I would like to make clear, that using mpl::set or similar constructs like mpl::vector and filtering, does not solve this problem, because the scope of the meta-set/vector is limited and actually causes more problems than just preprocessor meta programming.
A while back I added a build step to one project of mine, which allowed me to write #script_name(args) in a C++ source file and have it automatically replaced with the output of the associated script, for instance ./script_name.pl args or ./script_name.py args.
You may balk at the idea of polluting the language into nonstandard C++, but all you'd have to do is write #sha1(my_type) to get the unique integer hash of the class name, regardless of build order and without the need for explicit instantiation.
This is just one of many possible nonstandard solutions, and I think a fairly clean one at that.
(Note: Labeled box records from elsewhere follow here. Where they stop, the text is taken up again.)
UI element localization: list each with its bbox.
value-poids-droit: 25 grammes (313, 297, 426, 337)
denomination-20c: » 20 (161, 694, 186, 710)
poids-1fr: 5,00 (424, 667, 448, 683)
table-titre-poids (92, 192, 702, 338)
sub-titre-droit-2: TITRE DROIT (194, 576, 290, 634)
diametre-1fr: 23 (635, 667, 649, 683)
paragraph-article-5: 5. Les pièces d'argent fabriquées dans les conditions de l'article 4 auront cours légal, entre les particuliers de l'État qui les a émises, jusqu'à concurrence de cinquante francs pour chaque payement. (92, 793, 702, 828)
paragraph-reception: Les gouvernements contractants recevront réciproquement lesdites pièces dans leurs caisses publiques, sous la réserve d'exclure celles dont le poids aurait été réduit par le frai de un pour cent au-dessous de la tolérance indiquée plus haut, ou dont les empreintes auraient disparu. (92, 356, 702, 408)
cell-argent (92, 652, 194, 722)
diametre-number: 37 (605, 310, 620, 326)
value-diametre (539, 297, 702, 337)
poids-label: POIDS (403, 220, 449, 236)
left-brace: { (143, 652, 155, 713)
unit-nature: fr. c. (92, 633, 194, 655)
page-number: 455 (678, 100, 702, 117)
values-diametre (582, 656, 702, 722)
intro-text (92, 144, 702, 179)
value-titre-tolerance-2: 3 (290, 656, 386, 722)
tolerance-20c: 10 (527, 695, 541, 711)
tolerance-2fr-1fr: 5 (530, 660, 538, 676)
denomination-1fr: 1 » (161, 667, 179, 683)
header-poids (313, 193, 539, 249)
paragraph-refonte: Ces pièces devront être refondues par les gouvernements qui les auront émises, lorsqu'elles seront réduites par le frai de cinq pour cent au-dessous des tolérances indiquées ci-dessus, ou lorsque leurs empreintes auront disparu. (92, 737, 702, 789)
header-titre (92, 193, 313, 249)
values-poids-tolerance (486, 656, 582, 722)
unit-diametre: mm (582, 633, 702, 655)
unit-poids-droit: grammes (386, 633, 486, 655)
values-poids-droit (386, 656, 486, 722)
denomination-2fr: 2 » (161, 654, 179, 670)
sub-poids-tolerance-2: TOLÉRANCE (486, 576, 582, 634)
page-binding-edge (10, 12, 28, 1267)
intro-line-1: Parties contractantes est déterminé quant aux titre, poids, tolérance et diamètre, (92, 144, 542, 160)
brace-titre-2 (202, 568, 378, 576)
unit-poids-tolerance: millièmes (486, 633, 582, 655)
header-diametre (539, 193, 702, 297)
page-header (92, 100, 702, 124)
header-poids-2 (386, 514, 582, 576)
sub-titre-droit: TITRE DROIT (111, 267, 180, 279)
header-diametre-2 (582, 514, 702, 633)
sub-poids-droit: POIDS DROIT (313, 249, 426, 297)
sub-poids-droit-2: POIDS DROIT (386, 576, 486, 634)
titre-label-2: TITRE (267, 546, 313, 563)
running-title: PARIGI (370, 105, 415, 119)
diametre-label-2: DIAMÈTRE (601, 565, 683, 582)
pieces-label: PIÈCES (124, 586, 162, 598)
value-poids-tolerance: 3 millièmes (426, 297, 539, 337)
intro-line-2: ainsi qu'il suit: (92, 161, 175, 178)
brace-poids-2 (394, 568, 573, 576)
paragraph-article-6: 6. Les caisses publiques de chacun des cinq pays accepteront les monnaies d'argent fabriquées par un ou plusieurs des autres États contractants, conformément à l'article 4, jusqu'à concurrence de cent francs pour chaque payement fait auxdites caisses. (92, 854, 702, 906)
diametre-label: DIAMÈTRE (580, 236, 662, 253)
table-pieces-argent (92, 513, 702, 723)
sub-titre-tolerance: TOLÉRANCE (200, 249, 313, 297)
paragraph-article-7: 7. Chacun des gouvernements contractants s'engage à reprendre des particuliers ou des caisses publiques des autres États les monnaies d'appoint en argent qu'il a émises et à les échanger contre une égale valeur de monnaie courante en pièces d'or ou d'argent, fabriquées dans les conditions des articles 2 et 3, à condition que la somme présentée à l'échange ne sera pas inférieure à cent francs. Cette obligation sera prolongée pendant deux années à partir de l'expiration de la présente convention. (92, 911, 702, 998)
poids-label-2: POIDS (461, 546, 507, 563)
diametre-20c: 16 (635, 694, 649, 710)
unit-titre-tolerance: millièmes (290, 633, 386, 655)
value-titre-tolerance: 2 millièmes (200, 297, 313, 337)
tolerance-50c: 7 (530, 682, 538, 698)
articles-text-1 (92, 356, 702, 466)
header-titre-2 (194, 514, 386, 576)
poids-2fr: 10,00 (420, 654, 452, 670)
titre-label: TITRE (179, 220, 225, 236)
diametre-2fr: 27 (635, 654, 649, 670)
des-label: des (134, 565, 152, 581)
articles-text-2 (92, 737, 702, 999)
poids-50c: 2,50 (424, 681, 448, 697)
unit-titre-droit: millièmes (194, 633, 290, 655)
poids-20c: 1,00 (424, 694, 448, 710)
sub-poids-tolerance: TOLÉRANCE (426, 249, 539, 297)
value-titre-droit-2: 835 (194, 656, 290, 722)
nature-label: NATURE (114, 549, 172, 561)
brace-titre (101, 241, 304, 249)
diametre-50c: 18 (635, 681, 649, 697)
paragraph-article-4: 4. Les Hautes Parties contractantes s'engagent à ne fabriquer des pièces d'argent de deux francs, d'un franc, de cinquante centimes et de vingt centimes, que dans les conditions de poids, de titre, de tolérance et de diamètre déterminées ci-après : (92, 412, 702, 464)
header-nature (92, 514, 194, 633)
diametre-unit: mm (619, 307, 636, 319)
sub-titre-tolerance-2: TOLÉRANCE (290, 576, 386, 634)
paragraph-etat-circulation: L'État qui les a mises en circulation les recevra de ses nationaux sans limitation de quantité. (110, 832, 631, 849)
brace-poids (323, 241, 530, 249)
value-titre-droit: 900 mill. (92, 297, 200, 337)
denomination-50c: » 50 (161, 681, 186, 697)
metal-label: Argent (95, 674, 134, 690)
There's currently no great way to impose an arbitrary, consistent ordering on your classes without just specifying it explicitly, so I recommend you simply give in and go the explicit instantiation route; there's nothing really wrong with centralising the information, but as you said it's not all that different from an enumeration, which is what I'd actually use in this situation.
Persistence of data is a very interesting problem.
My first question would be: do you really want serialization ? If you are willing to investigate an alternative, then jump to the next section.
If you're still there, I think you have not given the typeid solution all its due.
// static detection
template <typename T>
size_t unique_id()
{
static size_t const id = some_hash(typeid(T)); // or boost::sp_typeinfo
return id;
}
// dynamic detection
template <typename T>
size_t unique_id(T const& t)
{
return some_hash(typeid(t)); // no memoization possible
}
Note: I am using a local static to avoid the order of initialization issue, in case this value is required before main is entered
It's pretty similar to your unique_id<some_type>::value, and even though it's computed at runtime, it's only computed once, and the result (for the static detection) is then memoized for future calls.
Also note that it's fully generic: no need to explicitly write the function for each type.
It may seem silly, but the issue of serialization is that you have a one-to-one mapping between the type and its representation:
you need to version the representation, so as to be able to decode "older" versions
dealing with forward compatibility is pretty hard
dealing with cyclic reference is pretty hard (some framework handle it)
and then there is the issue of moving information from one to another --> deserializing older versions becomes messy and frustrating
For persistent saves, I usually recommend using a dedicated BOM. Think of the saved data as a message to your future self. And I usually go the extra mile and proposes the awesome Google Proto Buffer library:
Backward and Forward compatibility baked-in
Several format outputs -> human readable (for debug) or binary
Several languages can read/write the same messages (C++, Java, Python)
Pretty sure that you will have to implement your own extension to make this happen, I've not seen nor heard of any such construct for compile-time. MSVC offers __COUNTER__ for the preprocessor but I know of no template equivalent.